Invisible in the City | Teen Ink

Invisible in the City

May 5, 2016
By Luckystar78 ELITE, London, Other
Luckystar78 ELITE, London, Other
114 articles 0 photos 97 comments

Favorite Quote:
"..though warm as summer it was fresh as spring." (Thomas Hardy) ("Far from the Madding crowd")


I fumble with the sticky packet in my pocket, scrambling for a packet to sedate the burn on my tongue, the food stains on my almost perfectly white teeth.


I take a stick out, and the gum in my palm pops inside my mouth and soothes the churning uncertainty writhing in my bones; much better, cleaner, than a cigarette.


I bask in the minty freshness of my small treat, consuming a filter of air, no doubt breathing in carbon dioxide and all the other filthy pollution floating inside the smoke in the city.


The rock-hard, cemented pavement is the only sound that drifts inside my ears, drifting inside my soundless being, the emptiness rotting away inside.


I inhale another gasp of air.


The raucous conversations of passer-by’s and the screams of traffic screeching through the evening light hum inside my head.
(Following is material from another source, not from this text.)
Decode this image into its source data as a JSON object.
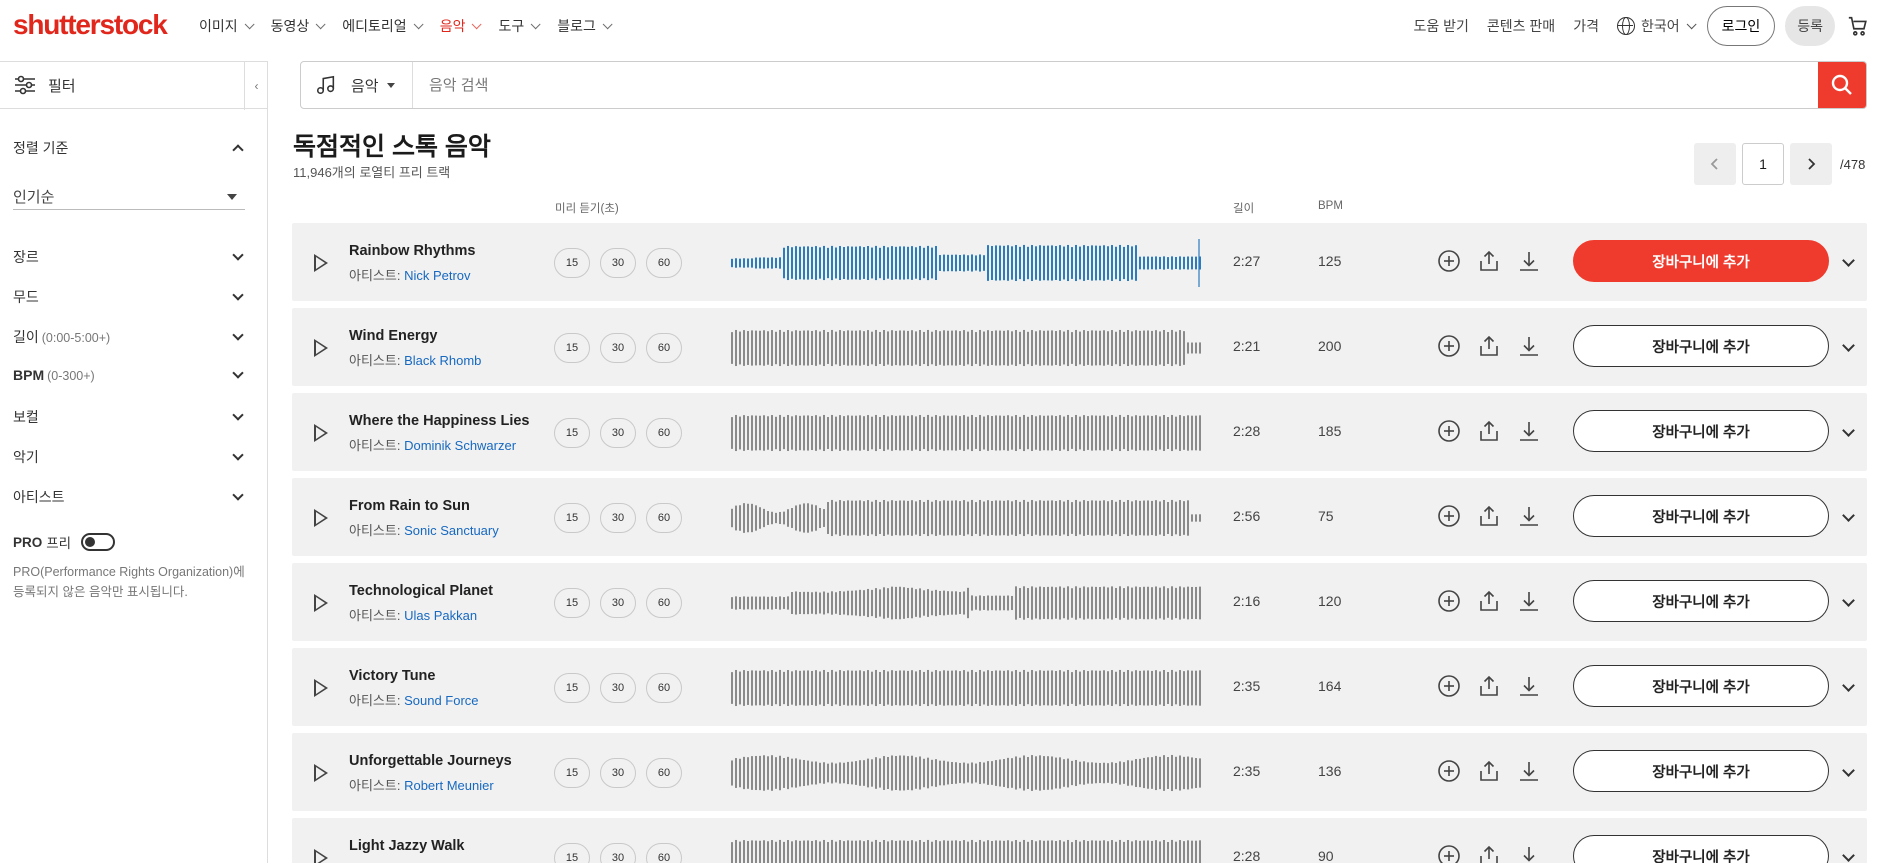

I focus on the blurring buildings as I walk, glass doors reflecting the burning pain in my eyes, the pupil widened for help, for attention.


Why doesn’t anyone ever see me?
Why am I invisible in the city?


I choke on the dirty air, clutch my bony sides, feel a hot teardrop squeeze onto my cheek. As I flatten my back against a vintage shop door and close my eyes, a faint pink shade darkens my skin, betraying my shame.


I wish I could go home. But it isn’t home anymore, hasn’t been for a long time.


There are over ten million citizens in the city. And not one of them stops by to see if I am alright.


But I am alright. I always am.


The shadows of the haunted are used to fading into darkness; irrelevant, worthless, insignificant, invisible in the city.


The author's comments:

This depicts the experience of loneliness and alienation in a huge city; from the perspective of the underclass in society: how we hurry past their pain and torment and turn our eye away. The city can be a dark, or amazing place.